I would think that if certain voltages are offered the manufacturer would have made sure to use adequate components to avoid circuit limitation issues. It would appear that is not the case![]()
On that note, I did try posting with a single stick of DRAM with the same results. I do not think any of the sticks from the triple channel kit like higher voltages. Insted of more stability I end up with significantly less stability. Furthermore, I also noticed that if I loosen the timings past 9-9-9-24-2T even a single stick will no longer boot and the board just hangs at DET DRAM. Upper and lower ceiling on timings it seems...or???
In terms of the BCLK that is exactly what I would think as well. Lower BCLK == less stress overall but appears not necessarily. I will follow up on your suggestion and do a bit of a grind through Google to see if I can find any further details on R2E OCing other than what I know to date.

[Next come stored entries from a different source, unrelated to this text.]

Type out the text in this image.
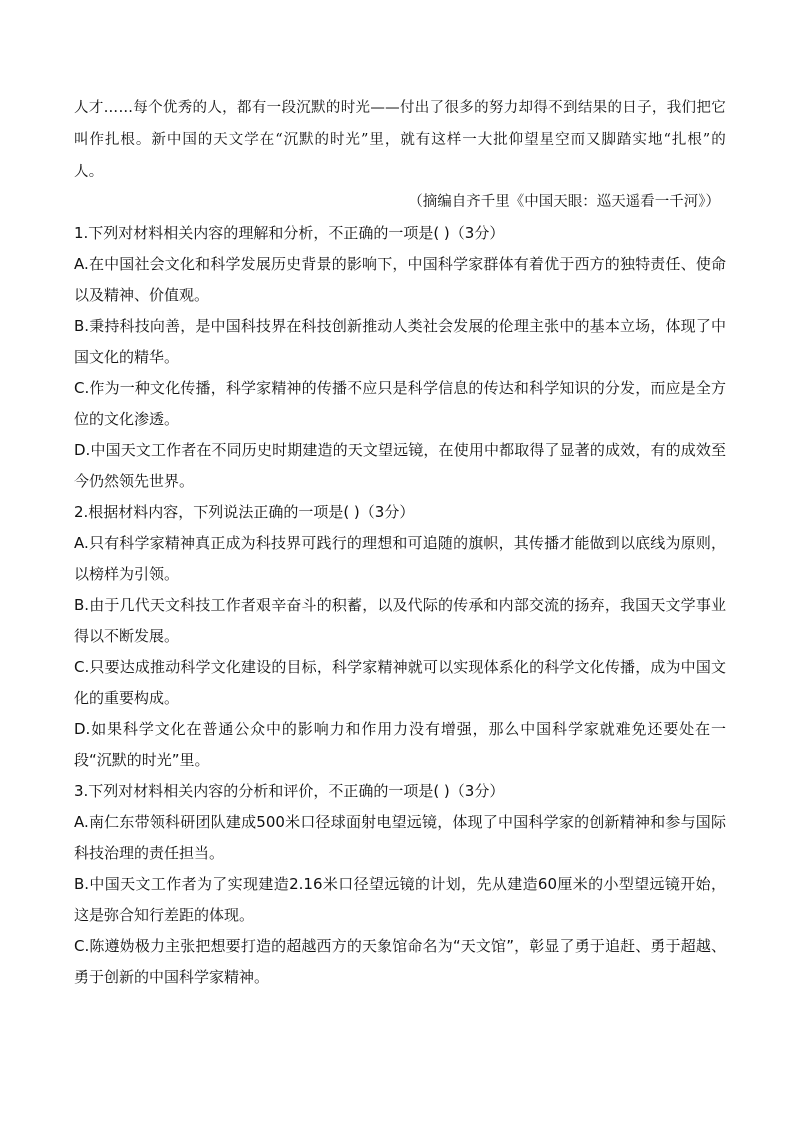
人才……每个优秀的人，都有一段沉默的时光——付出了很多的努力却得不到结果的日子，我们把它叫作扎根。新中国的天文学在“沉默的时光”里，就有这样一大批仰望星空而又脚踏实地“扎根”的人。

（摘编自齐千里《中国天眼：巡天遥看一千河》）

1.下列对材料相关内容的理解和分析，不正确的一项是( )（3分）

A.在中国社会文化和科学发展历史背景的影响下，中国科学家群体有着优于西方的独特责任、使命以及精神、价值观。

B.秉持科技向善，是中国科技界在科技创新推动人类社会发展的伦理主张中的基本立场，体现了中国文化的精华。

C.作为一种文化传播，科学家精神的传播不应只是科学信息的传达和科学知识的分发，而应是全方位的文化渗透。

D.中国天文工作者在不同历史时期建造的天文望远镜，在使用中都取得了显著的成效，有的成效至今仍然领先世界。

2.根据材料内容，下列说法正确的一项是( )（3分）

A.只有科学家精神真正成为科技界可践行的理想和可追随的旗帜，其传播才能做到以底线为原则，以榜样为引领。

B.由于几代天文科技工作者艰辛奋斗的积蓄，以及代际的传承和内部交流的扬弃，我国天文学事业得以不断发展。

C.只要达成推动科学文化建设的目标，科学家精神就可以实现体系化的科学文化传播，成为中国文化的重要构成。

D.如果科学文化在普通公众中的影响力和作用力没有增强，那么中国科学家就难免还要处在一段“沉默的时光”里。

3.下列对材料相关内容的分析和评价，不正确的一项是( )（3分）

A.南仁东带领科研团队建成500米口径球面射电望远镜，体现了中国科学家的创新精神和参与国际科技治理的责任担当。

B.中国天文工作者为了实现建造2.16米口径望远镜的计划，先从建造60厘米的小型望远镜开始，这是弥合知行差距的体现。

C.陈遵妫极力主张把想要打造的超越西方的天象馆命名为“天文馆”，彰显了勇于追赶、勇于超越、勇于创新的中国科学家精神。
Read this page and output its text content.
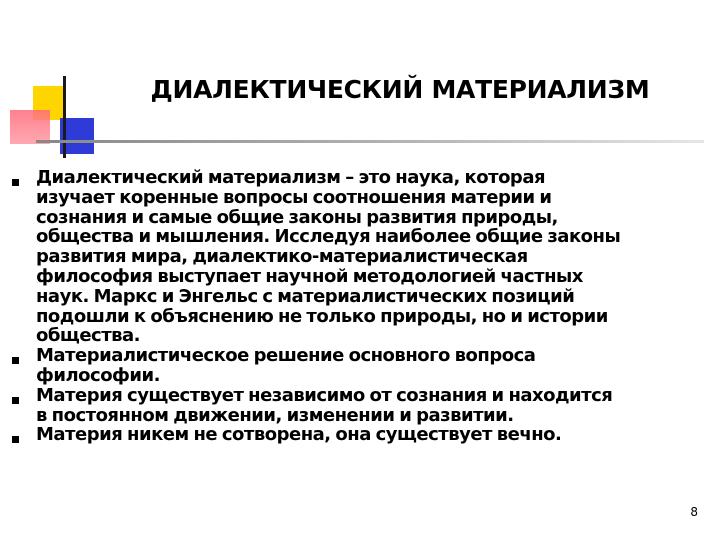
ДИАЛЕКТИЧЕСКИЙ МАТЕРИАЛИЗМ
Диалектический материализм – это наука, которая
изучает коренные вопросы соотношения материи и
сознания и самые общие законы развития природы,
общества и мышления. Исследуя наиболее общие законы
развития мира, диалектико-материалистическая
философия выступает научной методологией частных
наук. Маркс и Энгельс с материалистических позиций
подошли к объяснению не только природы, но и истории
общества.
Материалистическое решение основного вопроса
философии.
Материя существует независимо от сознания и находится
в постоянном движении, изменении и развитии.
Материя никем не сотворена, она существует вечно.
8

While I was doing this I fiddled with Uncore on my everday overclock and now I have Uncore set to 4.32GHz for everyday use but that requires roughly 1.6V at load on part of QPI/DRAM to be stable. Maybe the issue is really that for Uncore as high as 4.6GHz I need in excess of 1.8V on QPI/DRAM? That seems awful high...
Could it also be that the system would just behave better if I actually had some DRAM that was designed to run between 1.9V and 2.1V that's clocked high like for example the Corsair Dominator DDR3-2133C9DF sticks?